Every third year, including this year, the Church turns for five succeeding Sundays to the sixth chapter of John’s Gospel known as the Eucharistic Discourse.   Juxtaposed with precursor passages from the Old Testament, -- the manna in the desert, the hearth cake and water jug for Elijah – the words of Our Lord leave no room for doubt that our Creator God has always wanted and still now wants to feed us in our earthly bodies to nurture and preserve our life, and the Divine Redeemer insists that the only way to receive His glorified and eternal life is by eating and drinking in our mortal flesh His holy Body and Blood.  

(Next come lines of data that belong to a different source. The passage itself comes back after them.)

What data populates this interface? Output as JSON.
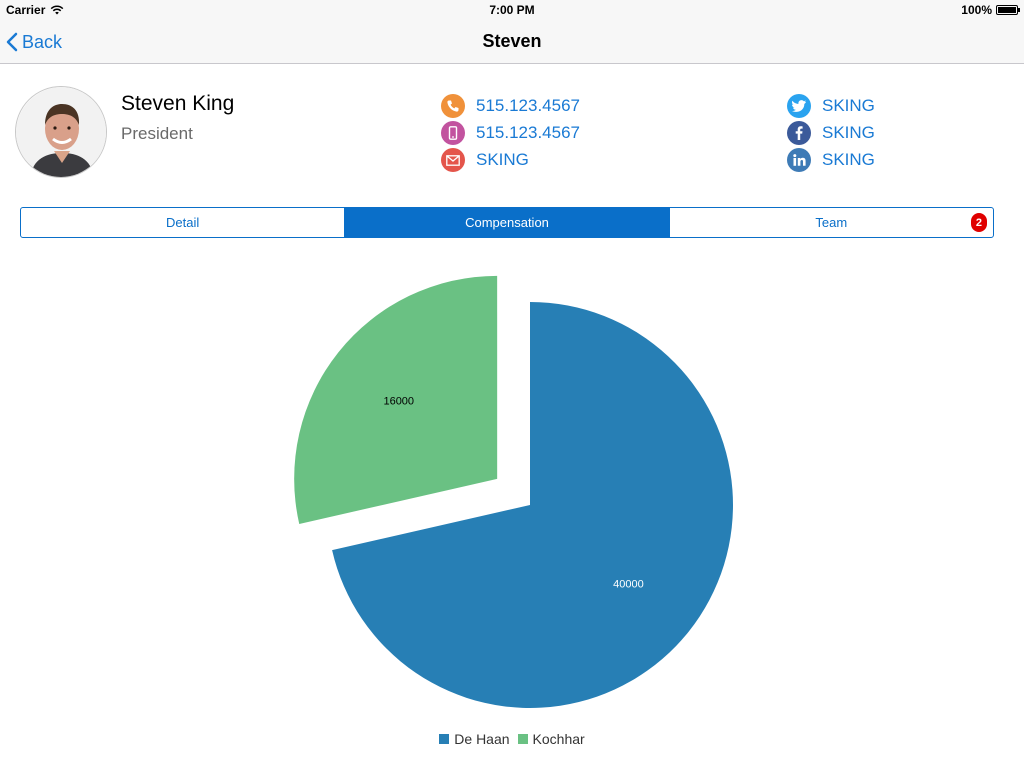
{
  "status_bar": {
    "carrier": "Carrier",
    "time": "7:00 PM",
    "battery": "100%"
  },
  "nav": {
    "back_label": "Back",
    "title": "Steven"
  },
  "profile": {
    "name": "Steven King",
    "title": "President"
  },
  "contacts": {
    "phone": "515.123.4567",
    "mobile": "515.123.4567",
    "email": "SKING",
    "twitter": "SKING",
    "facebook": "SKING",
    "linkedin": "SKING"
  },
  "tabs": [
    {
      "label": "Detail",
      "active": false
    },
    {
      "label": "Compensation",
      "active": true
    },
    {
      "label": "Team",
      "active": false,
      "badge": "2"
    }
  ],
  "colors": {
    "accent": "#0a6fc9",
    "link": "#1a7ad4",
    "phone_icon": "#f0913a",
    "mobile_icon": "#c2539f",
    "email_icon": "#e4554b",
    "twitter_icon": "#2aa3ef",
    "facebook_icon": "#3b5a9a",
    "linkedin_icon": "#3e7bb6"
  },
  "chart_data": {
    "type": "pie",
    "series": [
      {
        "name": "De Haan",
        "value": 40000,
        "color": "#277fb5"
      },
      {
        "name": "Kochhar",
        "value": 16000,
        "color": "#6ac183"
      }
    ],
    "legend_position": "bottom",
    "title": ""
  }
}
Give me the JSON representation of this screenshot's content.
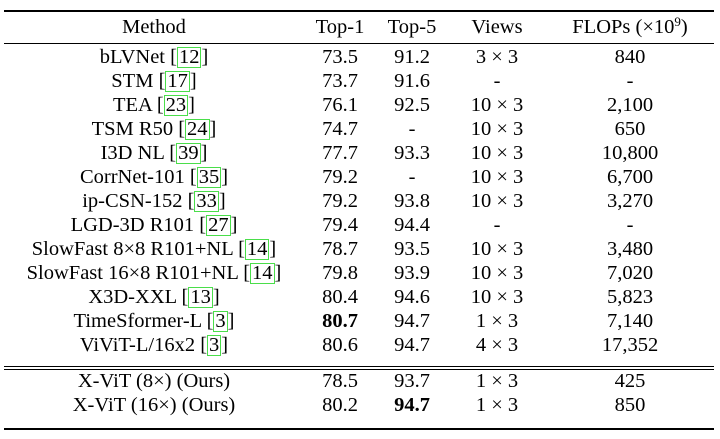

We are enfleshed spirits; our bodies are who we are, now and forever.  They require and deserve our respect and care unto everlasting life.  Every physical healing that Christ worked to reveal His divine identity reveals also the indispensability of our flesh to our human identity.  His recurring insistence on feeding emphasizes our regular and recurring need for Him as nourishment on our journey.  God feeds us in our mortal flesh, insisting on our cooperation with His instruction to take and eat, lest the journey be too long for us.

There comes a time in the life of every adolescent boy when he needs to be instructed and reminded to bathe himself, a time that does not last long as he recognizes and responds on his own to the recurring necessity.  God’s repeated indication of bathing as a basic both in His interest and in ours has both spiritual and physical significance, revealing the inseparability to the dual aspects of our single human nature.  God purifies us in our mortal flesh, and offers us healing in our bodies and our spirits. 

God’s desire for our weal and not our woe was revealed again by the Mother of His Son in the salutary water that rises at the grotto in Lourdes.  Not a moment too soon for a population disappointed and disoriented in its own flesh, the baths are back.